Hinter diesem Sammelbegriff verbergen sich vor allem das Basalzellkarzinom und das Plattenepithelkarzinom.1,2 Doch wie kann es da sein, dass nicht der schwarze Hautkrebs, sondern die eigentlich „harmlosere“ Krankheitsform die tödlichere ist?

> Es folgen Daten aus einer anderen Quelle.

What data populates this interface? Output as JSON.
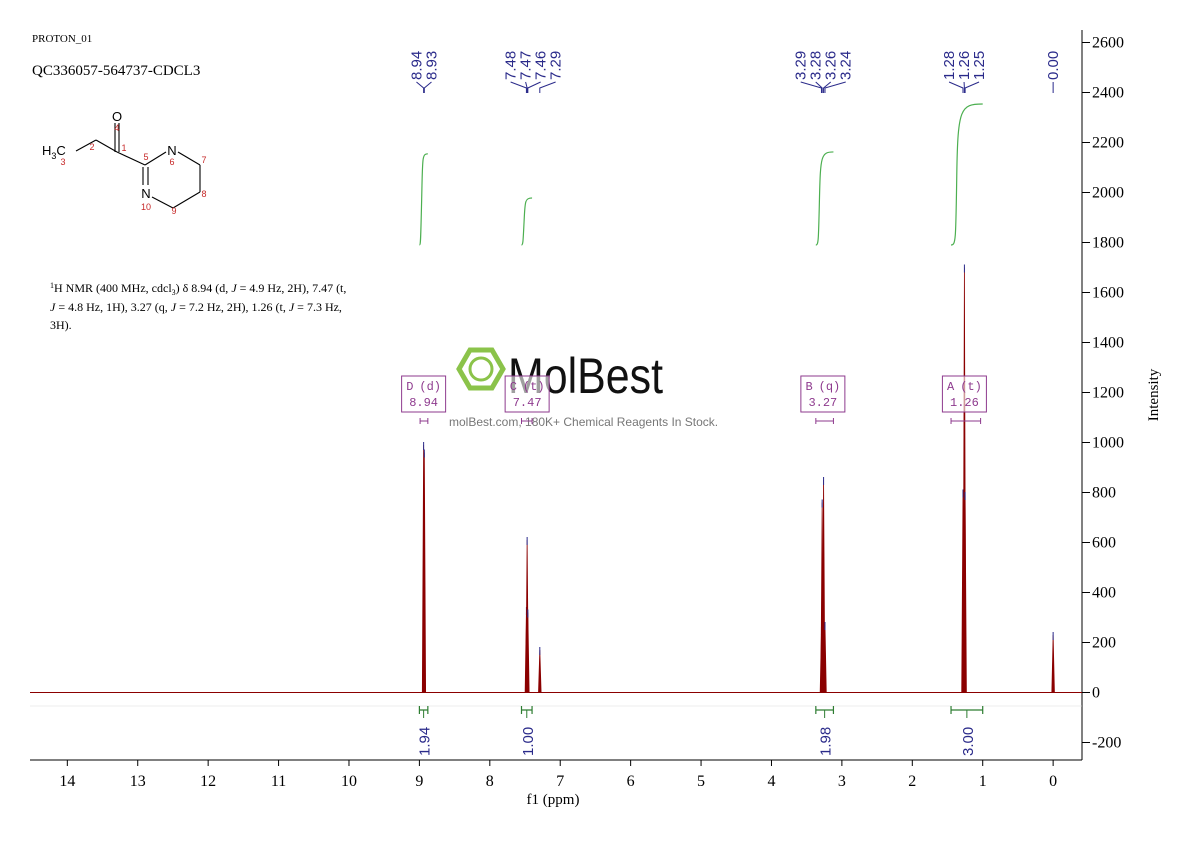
{
  "header": {
    "title": "PROTON_01",
    "sample": "QC336057-564737-CDCL3"
  },
  "structure": {
    "atoms": [
      "O",
      "N",
      "N"
    ],
    "methyl": [
      "H",
      "3",
      "C"
    ],
    "locants": [
      "1",
      "2",
      "3",
      "4",
      "5",
      "6",
      "7",
      "8",
      "9",
      "10"
    ]
  },
  "description": {
    "lines": [
      [
        "1",
        "H NMR (400 MHz, cdcl",
        "3",
        ") δ 8.94 (d, ",
        "J",
        " = 4.9 Hz, 2H), 7.47 (t,"
      ],
      [
        "J",
        " = 4.8 Hz, 1H), 3.27 (q, ",
        "J",
        " = 7.2 Hz, 2H), 1.26 (t, ",
        "J",
        " = 7.3 Hz,"
      ],
      [
        "3H)."
      ]
    ]
  },
  "watermark": {
    "brand": "MolBest",
    "tagline": "molBest.com, 180K+ Chemical Reagents In Stock."
  },
  "chart_data": {
    "type": "nmr",
    "xlabel": "f1 (ppm)",
    "ylabel": "Intensity",
    "xlim": [
      14.53,
      -0.41
    ],
    "ylim": [
      -270,
      2650
    ],
    "xticks": [
      14,
      13,
      12,
      11,
      10,
      9,
      8,
      7,
      6,
      5,
      4,
      3,
      2,
      1,
      0
    ],
    "yticks": [
      -200,
      0,
      200,
      400,
      600,
      800,
      1000,
      1200,
      1400,
      1600,
      1800,
      2000,
      2200,
      2400,
      2600
    ],
    "color": "#8b0000",
    "integral_color": "#4caf50",
    "label_color": "#2a2a8a",
    "multiplet_color": "#8e3a8e",
    "x": [
      8.94,
      8.93,
      7.48,
      7.47,
      7.46,
      7.29,
      3.29,
      3.28,
      3.26,
      3.24,
      1.28,
      1.26,
      1.25,
      0.0
    ],
    "values": [
      990,
      960,
      330,
      610,
      320,
      170,
      250,
      760,
      850,
      270,
      800,
      1700,
      790,
      230
    ],
    "peak_labels": [
      8.94,
      8.93,
      7.48,
      7.47,
      7.46,
      7.29,
      3.29,
      3.28,
      3.26,
      3.24,
      1.28,
      1.26,
      1.25,
      {
        "value": 0,
        "label": "0.00"
      }
    ],
    "multiplets": [
      {
        "name": "D",
        "multiplicity": "(d)",
        "shift": 8.94,
        "range": [
          8.99,
          8.88
        ]
      },
      {
        "name": "C",
        "multiplicity": "(t)",
        "shift": 7.47,
        "range": [
          7.55,
          7.4
        ]
      },
      {
        "name": "B",
        "multiplicity": "(q)",
        "shift": 3.27,
        "range": [
          3.37,
          3.12
        ]
      },
      {
        "name": "A",
        "multiplicity": "(t)",
        "shift": 1.26,
        "range": [
          1.45,
          1.03
        ]
      }
    ],
    "integrals": [
      {
        "value": 1.94,
        "range": [
          9.0,
          8.88
        ]
      },
      {
        "value": 1,
        "label": "1.00",
        "range": [
          7.55,
          7.4
        ]
      },
      {
        "value": 1.98,
        "range": [
          3.37,
          3.12
        ]
      },
      {
        "value": 3,
        "label": "3.00",
        "range": [
          1.45,
          1.0
        ]
      }
    ]
  }
}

Eine Erklärung lieferte ein Team aus französischen und indischen Forschern in einer 2024 veröffentlichten Studie.3
Was wurde untersucht?
Thierry Passeron, Professor am Universitätsklinikum in Nizza, wertete in seiner Studie, die er in Zusammenarbeit mit Experten von „L’Oréal Dermatological Beauty Corporate“ und „La Roche-Posay“ durchführte, Daten der WHO aus, die sich auf das Jahr 2020 bezogen. Ihn interessierten besonders die erfolgten Todesfälle aufgrund von NMSC und schwarzem Hautkrebs.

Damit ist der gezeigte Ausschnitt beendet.